Published: 12/08/12 at 01:52pm

Good question. With all of the low drag sailboat propellers on the market today. Why should you buy a feathering propeller?

To be upfront I am jaded. I have been selling Max-Prop feathering propellers for over 27 years. Wow, I still can’t believe I have been at PYI for that long, thanks to Kevin and Frederic for building such a great company. Sorry I digress.

To be simple the advantages of a feathering propeller are threefold.

Three Blade Max-Prop

First, they are positive in their function. The torque of the shaft opens the blades, even if it is encrusted in marine growth it will open. Folding propellers use centrifugal force to open, meaning the shaft has to be rotating before there is enough force to open the blades, this causes quite a lot of shock load to the drive train.
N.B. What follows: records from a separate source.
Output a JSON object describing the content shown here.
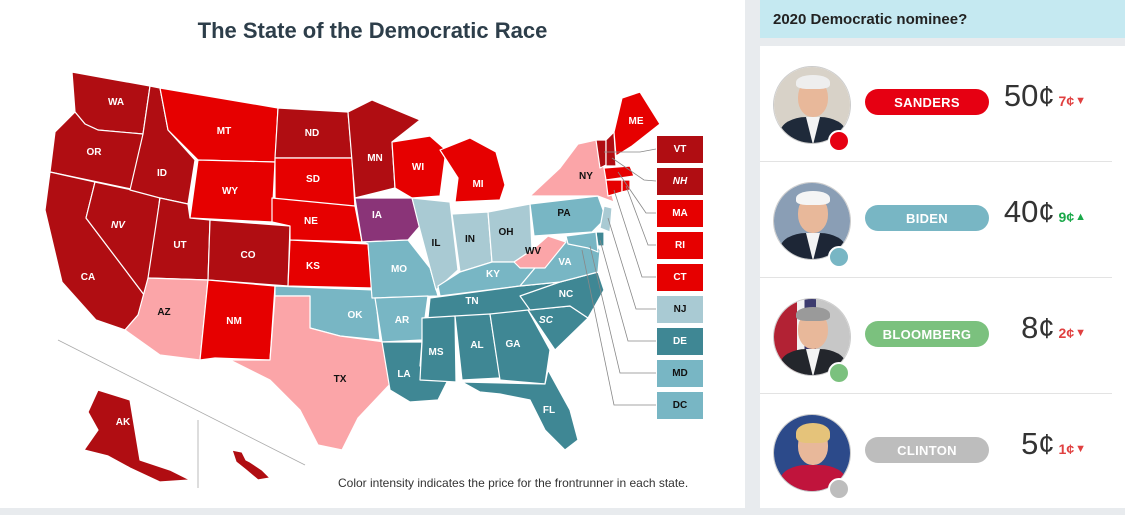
{
  "map": {
    "title": "The State of the Democratic Race",
    "caption": "Color intensity indicates the price for the frontrunner in each state.",
    "colors": {
      "sanders_dark": "#b00d12",
      "sanders_mid": "#e60000",
      "sanders_light": "#fba5a8",
      "biden_dark": "#3f8794",
      "biden_mid": "#78b6c4",
      "biden_light": "#a9cad3",
      "buttigieg": "#8a3478"
    },
    "states": {
      "WA": "WA",
      "OR": "OR",
      "CA": "CA",
      "NV": "NV",
      "ID": "ID",
      "MT": "MT",
      "WY": "WY",
      "UT": "UT",
      "AZ": "AZ",
      "CO": "CO",
      "NM": "NM",
      "ND": "ND",
      "SD": "SD",
      "NE": "NE",
      "KS": "KS",
      "OK": "OK",
      "TX": "TX",
      "MN": "MN",
      "IA": "IA",
      "MO": "MO",
      "AR": "AR",
      "LA": "LA",
      "WI": "WI",
      "IL": "IL",
      "MI": "MI",
      "IN": "IN",
      "OH": "OH",
      "KY": "KY",
      "TN": "TN",
      "MS": "MS",
      "AL": "AL",
      "GA": "GA",
      "FL": "FL",
      "SC": "SC",
      "NC": "NC",
      "VA": "VA",
      "WV": "WV",
      "PA": "PA",
      "NY": "NY",
      "ME": "ME",
      "AK": "AK"
    },
    "northeast": [
      {
        "code": "VT",
        "color": "#b00d12",
        "italic": false
      },
      {
        "code": "NH",
        "color": "#b00d12",
        "italic": true
      },
      {
        "code": "MA",
        "color": "#e60000",
        "italic": false
      },
      {
        "code": "RI",
        "color": "#e60000",
        "italic": false
      },
      {
        "code": "CT",
        "color": "#e60000",
        "italic": false
      },
      {
        "code": "NJ",
        "color": "#a9cad3",
        "italic": false
      },
      {
        "code": "DE",
        "color": "#3f8794",
        "italic": false
      },
      {
        "code": "MD",
        "color": "#78b6c4",
        "italic": false
      },
      {
        "code": "DC",
        "color": "#78b6c4",
        "italic": false
      }
    ]
  },
  "market": {
    "question": "2020 Democratic nominee?",
    "candidates": [
      {
        "name": "SANDERS",
        "price": "50",
        "cent": "¢",
        "change": "7¢",
        "direction": "down",
        "pill_color": "#e60012",
        "dot_color": "#e60012",
        "change_color": "#e04040"
      },
      {
        "name": "BIDEN",
        "price": "40",
        "cent": "¢",
        "change": "9¢",
        "direction": "up",
        "pill_color": "#78b6c4",
        "dot_color": "#78b6c4",
        "change_color": "#1aa849"
      },
      {
        "name": "BLOOMBERG",
        "price": "8",
        "cent": "¢",
        "change": "2¢",
        "direction": "down",
        "pill_color": "#7bc17e",
        "dot_color": "#7bc17e",
        "change_color": "#e04040"
      },
      {
        "name": "CLINTON",
        "price": "5",
        "cent": "¢",
        "change": "1¢",
        "direction": "down",
        "pill_color": "#bdbdbd",
        "dot_color": "#bdbdbd",
        "change_color": "#e04040"
      }
    ]
  }
}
Second, a feathering propeller has amazing reverse. As the blades rotate 180 degrees in ¾ turn of the shaft a feathering propeller has the same efficiency in reverse as in forward. This increase in efficiency decreases prop walk and improves control in reverse. A fixed propeller cuts with the trailing edge and against the cupping on the blades, it loses about 80% of its efficiency in reverse. Similarly, the twist of a folding propeller's blade tries to fold the blades in reverse, presenting a less than efficient attach angle.

Third, a feathering propeller is a low drag propeller. On an average 36 foot boat, a fixed two-blade would create around 70 pounds of pull if it were attached to a scale. A two blade feathering Max-Prop would only create 4 pounds of pull. Quite the difference, think of pulling a 5-gallon bucket behind your boat, that would be a drag.